Niemniej, jak zauważa Piotr Tarnowski, który publikuje na Twitterze swoje epidemiczne analizy, alarmowy poziom nowych przypadków został już przekroczony w województwie kujawsko-pomorskim. Blisko granicy twardego lockdownu są kolejne - m.in. wielkopolskie, lubelskie i łódzkie.
Co ciekawe, jeszcze w czwartek województwo wielkopolskie było powyżej granicy 70 zakażeń na 100 tys. mieszkańców. Z drugiej strony, od czwartku wyraźnie wzrosła liczba zakażeń w innych województwach, m.in. śląskim, dolnośląskim czy świętokrzyskim.

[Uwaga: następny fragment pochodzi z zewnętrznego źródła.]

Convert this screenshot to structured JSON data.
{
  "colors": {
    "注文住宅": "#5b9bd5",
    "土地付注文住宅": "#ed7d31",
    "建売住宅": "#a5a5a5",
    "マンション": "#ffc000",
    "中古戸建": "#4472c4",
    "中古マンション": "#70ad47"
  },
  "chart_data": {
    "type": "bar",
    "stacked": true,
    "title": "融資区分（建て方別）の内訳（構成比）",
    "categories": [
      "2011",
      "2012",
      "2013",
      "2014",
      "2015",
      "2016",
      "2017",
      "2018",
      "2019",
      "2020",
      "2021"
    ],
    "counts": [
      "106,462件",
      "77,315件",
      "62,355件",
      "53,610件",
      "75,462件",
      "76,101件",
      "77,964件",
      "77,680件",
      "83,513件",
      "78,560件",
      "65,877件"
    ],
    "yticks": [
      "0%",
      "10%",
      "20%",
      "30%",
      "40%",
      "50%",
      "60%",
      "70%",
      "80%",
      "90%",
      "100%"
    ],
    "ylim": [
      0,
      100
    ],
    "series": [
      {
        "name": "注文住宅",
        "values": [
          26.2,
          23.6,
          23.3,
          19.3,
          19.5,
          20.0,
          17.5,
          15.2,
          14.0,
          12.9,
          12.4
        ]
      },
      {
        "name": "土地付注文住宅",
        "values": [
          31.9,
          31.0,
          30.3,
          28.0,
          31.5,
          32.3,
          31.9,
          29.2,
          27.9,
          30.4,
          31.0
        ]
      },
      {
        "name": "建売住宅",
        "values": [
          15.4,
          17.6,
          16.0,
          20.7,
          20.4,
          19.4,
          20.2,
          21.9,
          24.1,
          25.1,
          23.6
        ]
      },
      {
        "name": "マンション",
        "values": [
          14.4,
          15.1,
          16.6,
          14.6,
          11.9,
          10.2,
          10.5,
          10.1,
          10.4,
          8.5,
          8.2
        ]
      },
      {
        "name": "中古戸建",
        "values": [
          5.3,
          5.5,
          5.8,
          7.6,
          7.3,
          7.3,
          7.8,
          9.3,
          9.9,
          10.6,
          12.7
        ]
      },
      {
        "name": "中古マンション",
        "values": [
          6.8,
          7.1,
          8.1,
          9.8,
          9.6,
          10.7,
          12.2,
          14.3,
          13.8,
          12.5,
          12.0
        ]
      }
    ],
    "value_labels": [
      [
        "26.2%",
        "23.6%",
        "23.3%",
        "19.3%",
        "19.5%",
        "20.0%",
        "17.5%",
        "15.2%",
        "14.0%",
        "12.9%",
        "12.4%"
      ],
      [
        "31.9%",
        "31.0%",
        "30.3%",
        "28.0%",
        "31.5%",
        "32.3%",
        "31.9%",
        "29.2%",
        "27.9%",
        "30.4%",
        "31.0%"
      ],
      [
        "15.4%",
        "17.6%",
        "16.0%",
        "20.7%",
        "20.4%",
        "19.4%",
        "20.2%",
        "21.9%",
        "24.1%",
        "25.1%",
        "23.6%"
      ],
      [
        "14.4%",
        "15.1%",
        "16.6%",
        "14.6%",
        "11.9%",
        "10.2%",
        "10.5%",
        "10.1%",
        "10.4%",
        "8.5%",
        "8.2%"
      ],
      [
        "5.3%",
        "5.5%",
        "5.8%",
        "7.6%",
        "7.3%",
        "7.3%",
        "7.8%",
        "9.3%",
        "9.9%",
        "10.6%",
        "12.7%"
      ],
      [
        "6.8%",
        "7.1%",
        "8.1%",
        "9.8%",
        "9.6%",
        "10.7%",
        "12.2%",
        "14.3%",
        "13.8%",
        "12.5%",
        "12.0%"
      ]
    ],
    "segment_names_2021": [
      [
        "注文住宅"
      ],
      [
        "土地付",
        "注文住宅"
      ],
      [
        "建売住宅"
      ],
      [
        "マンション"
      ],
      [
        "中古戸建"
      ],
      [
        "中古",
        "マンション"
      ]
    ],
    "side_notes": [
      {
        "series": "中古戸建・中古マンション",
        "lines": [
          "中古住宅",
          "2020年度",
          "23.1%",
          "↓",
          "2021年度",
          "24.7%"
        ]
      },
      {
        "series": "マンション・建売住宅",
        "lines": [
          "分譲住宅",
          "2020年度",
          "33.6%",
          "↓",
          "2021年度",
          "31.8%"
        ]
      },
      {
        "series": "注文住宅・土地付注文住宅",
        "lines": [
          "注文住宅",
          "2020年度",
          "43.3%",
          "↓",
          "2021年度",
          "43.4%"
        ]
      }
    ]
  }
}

Rzecz jasna mieszkańcy tych regionów nie muszą się na razie obawiać lockdownu - zostanie on wprowadzony równocześnie na terenie całej Polski, gdy łącznie w kraju przekroczony zostanie średni poziom 70-75 zakażeń w przeliczeniu na 100 tys. mieszkańców. Niemniej czarny i fioletowy kolor na mapie oznacza, że w tych województwach sytuacja epidemiczna jest najtrudniejsza, bo to tam najszybciej przybywa osób zakażonych.
Co więcej, z wyliczeń Tarnowskiego wynika także, że już ponad 70 powiatów w całej Polsce notuje graniczną dla narodowej kwarantanny liczbę zakażeń powyżej 70 na 100 tys. mieszkańców. Najwięcej - ponad 100 zakażeń (przypominamy - to średnia z ostatnich siedmiu dni) - mają Siedlce i powiat siedlecki, Kielce i powiat kielecki, Przemyśl, Rzeszów oraz powiaty wrocławski i szamotulski.